Dans le même esprit, Tommy Hilfiger s’est engagé à reverser tous les bénéfices de la collection capsule inspirée du style de vie de Thierry Henry à l’association  » The One 4 All Foundation  » que le joueur de football vient de mettre sur pied pour lutter contre le racisme. Cartier qui rétrocède 100 dollars (environ 75 euros) par bracelet mini Love vendu (la couleur du cordon détermine la cause retenue…) a pu compter sur le soutien de stars collectionneuses un peu partout dans le monde. Donatella Versace a pour sa part fait don de 10 % de ses ventes dans toutes ses boutiques dans la monde, entre le 15 et le 22 octobre dernier, au Breast Health Institute, une association américaine promouvant le dépistage du cancer du sein. Plus près de chez nous, les comptoirs privés Caméléon qui proposent, à leurs membres recrutés par parrainage exclusivement, des articles de luxe dégriffés, vendront des chaussettes Step by Step au profit de Handicap International.  » Pourquoi ne pas combiner activité commerciale et responsabilité sociétale, justifie Jean Cédric Vanderbelen, fondateur de Caméléon. Chacun à son échelle devrait pouvoir faire ce que Bono appelle du Rock and Roll business.  »

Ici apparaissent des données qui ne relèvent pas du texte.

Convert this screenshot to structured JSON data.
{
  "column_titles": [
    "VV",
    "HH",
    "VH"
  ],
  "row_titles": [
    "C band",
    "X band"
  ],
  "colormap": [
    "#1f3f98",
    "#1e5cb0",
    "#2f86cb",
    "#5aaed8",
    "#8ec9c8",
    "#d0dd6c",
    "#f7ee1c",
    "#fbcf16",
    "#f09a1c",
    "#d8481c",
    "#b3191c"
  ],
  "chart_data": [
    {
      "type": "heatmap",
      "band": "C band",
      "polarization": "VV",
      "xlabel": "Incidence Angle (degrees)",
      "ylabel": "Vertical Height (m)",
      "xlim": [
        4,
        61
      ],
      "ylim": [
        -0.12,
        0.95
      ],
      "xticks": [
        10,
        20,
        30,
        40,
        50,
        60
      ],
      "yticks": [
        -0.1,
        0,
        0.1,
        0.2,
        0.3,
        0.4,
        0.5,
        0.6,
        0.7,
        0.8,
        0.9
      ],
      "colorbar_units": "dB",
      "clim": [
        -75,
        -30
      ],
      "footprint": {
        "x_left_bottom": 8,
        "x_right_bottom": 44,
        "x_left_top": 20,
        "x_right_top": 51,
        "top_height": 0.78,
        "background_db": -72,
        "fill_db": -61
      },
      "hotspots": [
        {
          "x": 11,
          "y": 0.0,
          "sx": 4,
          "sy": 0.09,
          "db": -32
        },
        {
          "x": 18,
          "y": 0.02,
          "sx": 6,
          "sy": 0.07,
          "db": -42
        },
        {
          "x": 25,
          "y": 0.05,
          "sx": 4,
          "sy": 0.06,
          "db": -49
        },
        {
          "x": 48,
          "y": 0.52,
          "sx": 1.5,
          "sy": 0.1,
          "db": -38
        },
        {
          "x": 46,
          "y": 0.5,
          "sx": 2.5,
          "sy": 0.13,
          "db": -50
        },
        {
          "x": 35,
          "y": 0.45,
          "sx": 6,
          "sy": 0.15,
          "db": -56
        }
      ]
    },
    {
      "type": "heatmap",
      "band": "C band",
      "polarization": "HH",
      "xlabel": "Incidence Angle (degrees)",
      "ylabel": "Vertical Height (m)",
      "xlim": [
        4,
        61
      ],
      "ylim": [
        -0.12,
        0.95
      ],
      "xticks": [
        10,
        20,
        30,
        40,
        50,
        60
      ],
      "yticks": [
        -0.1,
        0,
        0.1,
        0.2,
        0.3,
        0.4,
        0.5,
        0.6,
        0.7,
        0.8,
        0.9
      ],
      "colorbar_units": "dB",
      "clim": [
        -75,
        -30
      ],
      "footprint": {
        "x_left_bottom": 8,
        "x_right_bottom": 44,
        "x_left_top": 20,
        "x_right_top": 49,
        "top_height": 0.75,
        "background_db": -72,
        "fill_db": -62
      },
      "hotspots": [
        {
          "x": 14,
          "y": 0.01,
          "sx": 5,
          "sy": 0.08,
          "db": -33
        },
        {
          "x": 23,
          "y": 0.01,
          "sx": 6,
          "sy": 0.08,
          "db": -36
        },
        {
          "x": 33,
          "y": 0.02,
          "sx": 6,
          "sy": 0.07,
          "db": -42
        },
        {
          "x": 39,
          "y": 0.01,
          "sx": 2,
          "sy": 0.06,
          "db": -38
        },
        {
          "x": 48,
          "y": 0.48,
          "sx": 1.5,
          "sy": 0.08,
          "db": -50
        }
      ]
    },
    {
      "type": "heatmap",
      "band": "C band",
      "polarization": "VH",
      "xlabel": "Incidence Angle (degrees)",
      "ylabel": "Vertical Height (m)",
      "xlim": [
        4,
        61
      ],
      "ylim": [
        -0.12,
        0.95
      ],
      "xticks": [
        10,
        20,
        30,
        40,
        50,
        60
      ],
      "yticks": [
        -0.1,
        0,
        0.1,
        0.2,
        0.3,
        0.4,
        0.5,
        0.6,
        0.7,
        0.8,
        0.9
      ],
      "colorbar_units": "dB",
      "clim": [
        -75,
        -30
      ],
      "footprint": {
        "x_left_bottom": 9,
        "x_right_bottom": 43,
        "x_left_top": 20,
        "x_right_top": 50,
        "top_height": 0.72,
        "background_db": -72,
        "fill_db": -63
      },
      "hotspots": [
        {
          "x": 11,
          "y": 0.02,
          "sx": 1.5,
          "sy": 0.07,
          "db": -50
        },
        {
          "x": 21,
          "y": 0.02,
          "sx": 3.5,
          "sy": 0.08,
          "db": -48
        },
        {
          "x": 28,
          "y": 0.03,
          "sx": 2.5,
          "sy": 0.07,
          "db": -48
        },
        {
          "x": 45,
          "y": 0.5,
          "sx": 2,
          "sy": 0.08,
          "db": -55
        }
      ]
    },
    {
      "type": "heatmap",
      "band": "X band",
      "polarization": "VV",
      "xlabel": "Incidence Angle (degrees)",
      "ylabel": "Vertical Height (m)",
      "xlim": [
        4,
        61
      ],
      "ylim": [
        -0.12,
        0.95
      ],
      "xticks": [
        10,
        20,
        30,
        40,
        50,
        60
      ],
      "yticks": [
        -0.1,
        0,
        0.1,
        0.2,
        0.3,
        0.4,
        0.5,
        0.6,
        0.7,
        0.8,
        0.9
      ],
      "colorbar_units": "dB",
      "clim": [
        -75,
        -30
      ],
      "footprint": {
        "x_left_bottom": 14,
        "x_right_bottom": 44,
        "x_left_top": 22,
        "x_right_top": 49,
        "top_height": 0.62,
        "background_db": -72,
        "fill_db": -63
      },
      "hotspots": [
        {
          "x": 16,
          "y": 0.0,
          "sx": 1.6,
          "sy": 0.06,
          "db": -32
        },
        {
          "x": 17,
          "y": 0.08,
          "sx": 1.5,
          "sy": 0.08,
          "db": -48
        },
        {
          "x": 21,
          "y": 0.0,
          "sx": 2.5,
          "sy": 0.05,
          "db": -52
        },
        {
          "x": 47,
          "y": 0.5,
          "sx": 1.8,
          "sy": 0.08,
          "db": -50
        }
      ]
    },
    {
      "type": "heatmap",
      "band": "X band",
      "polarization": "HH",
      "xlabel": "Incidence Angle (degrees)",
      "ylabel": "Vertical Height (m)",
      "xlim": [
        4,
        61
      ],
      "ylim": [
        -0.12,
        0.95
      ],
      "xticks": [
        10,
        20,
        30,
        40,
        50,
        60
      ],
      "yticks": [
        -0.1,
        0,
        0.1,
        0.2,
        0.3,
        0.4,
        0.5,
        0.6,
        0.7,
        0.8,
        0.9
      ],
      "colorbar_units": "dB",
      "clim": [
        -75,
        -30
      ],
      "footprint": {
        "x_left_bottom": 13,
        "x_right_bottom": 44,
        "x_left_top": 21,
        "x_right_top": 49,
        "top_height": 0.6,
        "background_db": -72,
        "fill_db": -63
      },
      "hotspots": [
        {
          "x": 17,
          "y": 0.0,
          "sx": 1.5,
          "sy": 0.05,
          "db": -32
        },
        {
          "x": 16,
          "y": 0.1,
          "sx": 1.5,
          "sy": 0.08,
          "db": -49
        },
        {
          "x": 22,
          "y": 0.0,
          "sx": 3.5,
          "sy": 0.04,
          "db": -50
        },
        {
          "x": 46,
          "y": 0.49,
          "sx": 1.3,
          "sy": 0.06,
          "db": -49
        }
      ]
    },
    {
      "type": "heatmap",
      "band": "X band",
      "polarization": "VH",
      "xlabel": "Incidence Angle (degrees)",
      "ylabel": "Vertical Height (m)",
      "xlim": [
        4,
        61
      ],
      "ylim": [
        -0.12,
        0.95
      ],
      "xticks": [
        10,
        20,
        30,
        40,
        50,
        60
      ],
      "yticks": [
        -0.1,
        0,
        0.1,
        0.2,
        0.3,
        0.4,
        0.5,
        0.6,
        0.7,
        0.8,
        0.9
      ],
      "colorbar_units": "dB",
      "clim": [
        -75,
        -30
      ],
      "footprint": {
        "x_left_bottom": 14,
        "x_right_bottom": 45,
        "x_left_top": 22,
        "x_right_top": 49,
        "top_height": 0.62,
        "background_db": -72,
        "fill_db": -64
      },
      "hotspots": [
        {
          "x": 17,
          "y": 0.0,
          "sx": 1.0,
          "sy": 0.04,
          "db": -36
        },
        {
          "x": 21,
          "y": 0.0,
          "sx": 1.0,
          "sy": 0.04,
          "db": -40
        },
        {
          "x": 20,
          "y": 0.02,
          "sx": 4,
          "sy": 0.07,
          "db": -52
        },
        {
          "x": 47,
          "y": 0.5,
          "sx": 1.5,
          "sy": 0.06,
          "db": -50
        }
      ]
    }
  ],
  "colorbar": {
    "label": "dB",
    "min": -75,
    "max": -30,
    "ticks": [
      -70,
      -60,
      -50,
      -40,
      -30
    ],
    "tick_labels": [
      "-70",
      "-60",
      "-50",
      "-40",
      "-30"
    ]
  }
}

Chez Gucci, où pour la deuxième année une collection de Noël créée par Frida Giannini sera mise en vente pour soutenir les projets de l’Unicef au Mozambique, on souhaite par cette action que l’on espère médiatique – la star américaine Jennifer Connelly sera la marraine de charme de l’opération –  » communiquer un message de compassion primordial et renouvelé, qui n’aura, en définitive, pour autre finalité, que d’améliorer la vie de milliers d’enfants « .

Des gamins démunis que vous pouvez aider en achetant un sac, un i-Pod, un portable, une paire de sneakers… ou rien du tout. Et verser dans son intégralité sur le compte d’une ONG la somme que vous alliez dépenser. Vous offrir un morceau de luxe virtuel, en somme. Bono, c’est sûr, avait raison de vous prêter un immense pouvoir. Celui d’être des consommateurs responsables. Qui peuvent, aussi, se passer d’un cadeau de plus sous le sapin…

(1) Repris dans le  » Herald Tribune  » du 15 novembre 2006.